Homopolysaccharides: Starch, glycogen, cellulose
Heteropolysaccharides: Glycosaminoglycans, proteoglycans
Example: Starch is a homopolysaccharide of glucose; glycosaminoglycans are heteropolysaccharides.
Biological Functions of Polysaccharides
Energy storage: Starch (plants), glycogen (animals)
Structural: Cellulose (plants), chitin (arthropods)
Recognition and signaling: Glycoproteins, glycolipids
Glycogen and Starch
Glycogen is a highly branched polymer of glucose, similar to amylopectin but more extensively branched. This structure allows rapid mobilization of glucose units.
Glycogen: α(1 → 4) glycosidic bonds with α(1 → 6) branches
Starch: Amylose (linear, α(1 → 4)), Amylopectin (branched, α(1 → 6) at branch points)
Cellulose
Cellulose is a linear polymer of glucose with β(1 → 4) glycosidic bonds. Its structure is stabilized by extensive hydrogen bonding, making it insoluble and resistant to enzymatic hydrolysis by most animals.
Cellulose: β(1 → 4) glycosidic bonds
Enzymatic hydrolysis: Only certain microorganisms possess enzymes to break β(1 → 4) bonds.
Glycoproteins, Proteoglycans, and Glycosylation
Carbohydrates can be covalently attached to proteins and lipids, forming glycoproteins and proteoglycans.
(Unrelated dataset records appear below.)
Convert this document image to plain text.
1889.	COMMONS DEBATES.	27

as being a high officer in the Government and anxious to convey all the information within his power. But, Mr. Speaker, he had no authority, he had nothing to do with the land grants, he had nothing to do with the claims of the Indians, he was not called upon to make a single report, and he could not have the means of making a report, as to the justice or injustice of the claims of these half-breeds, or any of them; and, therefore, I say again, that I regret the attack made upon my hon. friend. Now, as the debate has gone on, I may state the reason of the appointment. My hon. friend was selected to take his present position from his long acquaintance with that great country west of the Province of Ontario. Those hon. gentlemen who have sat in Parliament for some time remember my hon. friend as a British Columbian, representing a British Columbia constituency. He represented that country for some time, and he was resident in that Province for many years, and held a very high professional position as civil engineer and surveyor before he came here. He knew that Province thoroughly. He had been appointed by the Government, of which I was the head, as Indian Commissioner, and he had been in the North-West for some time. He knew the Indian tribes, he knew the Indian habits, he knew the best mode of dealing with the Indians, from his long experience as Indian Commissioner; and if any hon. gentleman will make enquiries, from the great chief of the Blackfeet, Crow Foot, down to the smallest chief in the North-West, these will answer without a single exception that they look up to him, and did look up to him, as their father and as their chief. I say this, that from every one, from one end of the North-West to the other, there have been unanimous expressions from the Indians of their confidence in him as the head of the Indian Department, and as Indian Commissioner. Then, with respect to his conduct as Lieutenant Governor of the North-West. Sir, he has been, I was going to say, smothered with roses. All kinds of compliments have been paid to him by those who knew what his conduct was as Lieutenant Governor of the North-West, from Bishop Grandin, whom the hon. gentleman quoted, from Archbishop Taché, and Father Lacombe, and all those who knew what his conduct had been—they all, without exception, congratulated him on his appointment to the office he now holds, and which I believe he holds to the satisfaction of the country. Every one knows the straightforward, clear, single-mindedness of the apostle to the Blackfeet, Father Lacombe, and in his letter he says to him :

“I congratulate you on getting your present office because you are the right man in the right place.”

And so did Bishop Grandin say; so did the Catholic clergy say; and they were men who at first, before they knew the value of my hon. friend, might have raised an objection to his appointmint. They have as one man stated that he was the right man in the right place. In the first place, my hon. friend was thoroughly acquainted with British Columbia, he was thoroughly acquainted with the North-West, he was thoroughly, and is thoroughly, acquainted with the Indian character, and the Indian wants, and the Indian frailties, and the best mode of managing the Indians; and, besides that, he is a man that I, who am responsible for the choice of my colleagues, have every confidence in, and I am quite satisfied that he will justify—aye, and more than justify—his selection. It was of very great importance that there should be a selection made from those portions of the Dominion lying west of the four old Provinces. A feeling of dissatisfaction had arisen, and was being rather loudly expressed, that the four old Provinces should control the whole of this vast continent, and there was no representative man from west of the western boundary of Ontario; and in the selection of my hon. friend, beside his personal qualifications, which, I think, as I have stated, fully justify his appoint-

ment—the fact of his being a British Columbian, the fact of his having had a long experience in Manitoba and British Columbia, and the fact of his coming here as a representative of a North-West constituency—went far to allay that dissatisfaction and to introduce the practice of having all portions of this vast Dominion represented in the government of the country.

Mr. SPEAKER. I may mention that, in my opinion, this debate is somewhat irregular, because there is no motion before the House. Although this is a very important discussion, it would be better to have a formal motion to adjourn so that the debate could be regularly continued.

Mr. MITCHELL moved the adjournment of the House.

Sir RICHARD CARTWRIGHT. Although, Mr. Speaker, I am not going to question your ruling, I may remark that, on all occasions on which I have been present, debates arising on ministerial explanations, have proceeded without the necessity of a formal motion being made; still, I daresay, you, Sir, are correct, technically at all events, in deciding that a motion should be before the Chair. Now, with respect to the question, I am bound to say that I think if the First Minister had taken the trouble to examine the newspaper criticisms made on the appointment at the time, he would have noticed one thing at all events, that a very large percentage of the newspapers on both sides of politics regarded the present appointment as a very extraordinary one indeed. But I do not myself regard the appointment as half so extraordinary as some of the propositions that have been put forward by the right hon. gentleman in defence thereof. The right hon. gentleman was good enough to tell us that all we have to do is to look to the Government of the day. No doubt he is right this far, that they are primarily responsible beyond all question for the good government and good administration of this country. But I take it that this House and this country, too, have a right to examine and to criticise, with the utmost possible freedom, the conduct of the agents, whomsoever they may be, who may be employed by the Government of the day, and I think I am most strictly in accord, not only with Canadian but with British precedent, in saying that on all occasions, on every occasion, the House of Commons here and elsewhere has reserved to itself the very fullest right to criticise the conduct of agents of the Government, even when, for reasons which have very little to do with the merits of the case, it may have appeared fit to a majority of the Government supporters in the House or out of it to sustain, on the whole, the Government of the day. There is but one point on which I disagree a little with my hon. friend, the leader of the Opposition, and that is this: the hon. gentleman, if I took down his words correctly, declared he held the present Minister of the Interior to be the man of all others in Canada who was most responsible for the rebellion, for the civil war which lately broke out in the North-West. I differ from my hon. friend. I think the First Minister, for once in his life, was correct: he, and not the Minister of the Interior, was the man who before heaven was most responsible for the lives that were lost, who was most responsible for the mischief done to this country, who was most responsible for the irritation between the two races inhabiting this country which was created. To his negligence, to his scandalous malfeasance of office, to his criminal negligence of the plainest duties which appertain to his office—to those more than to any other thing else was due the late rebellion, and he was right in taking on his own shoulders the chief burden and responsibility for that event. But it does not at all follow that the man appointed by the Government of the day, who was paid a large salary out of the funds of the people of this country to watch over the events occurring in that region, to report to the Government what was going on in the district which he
Glycosylation affects protein folding, stability, and cell signaling.
O-linked glycosylation: Carbohydrate attached to the hydroxyl group of serine or threonine.
N-linked glycosylation: Carbohydrate attached to the amide nitrogen of asparagine.
Nucleotides and N-Glycosidic Bonds
The anomeric carbon of a monosaccharide can react with an amine to form an N-glycosidic bond, as seen in nucleotides (DNA and RNA).
Component | Example |
|---|---|
Sugar | Deoxyribose, ribose |
Base | Adenine, guanine |
Phosphoryl group | Phosphate |
Biological Importance and Applications
Antibiotics: Some antibiotics inhibit cell wall biosynthesis by targeting glycosidic bond formation in bacteria.
Enzyme specificity: Enzymes such as ribonuclease are specific for certain sugar substrates due to their active site structure.
Summary Table: Key Carbohydrate Types and Bonds
Type | Bond | Function |
|---|---|---|
Starch (amylose) | α(1 → 4) | Energy storage in plants |
Starch (amylopectin) | α(1 → 4), α(1 → 6) | Branched energy storage in plants |
Glycogen | α(1 → 4), α(1 → 6) | Branched energy storage in animals |
Cellulose | β(1 → 4) | Structural support in plants |
Sucrose | α(1 → 2) | Transport sugar in plants |
Additional info:
2-deoxyribose differs from ribose by having a hydrogen instead of a hydroxyl group at carbon 2.
Enzymes are required to synthesize nucleotides from ribose in cells.
Water is required to hydrolyze glycosidic bonds during digestion.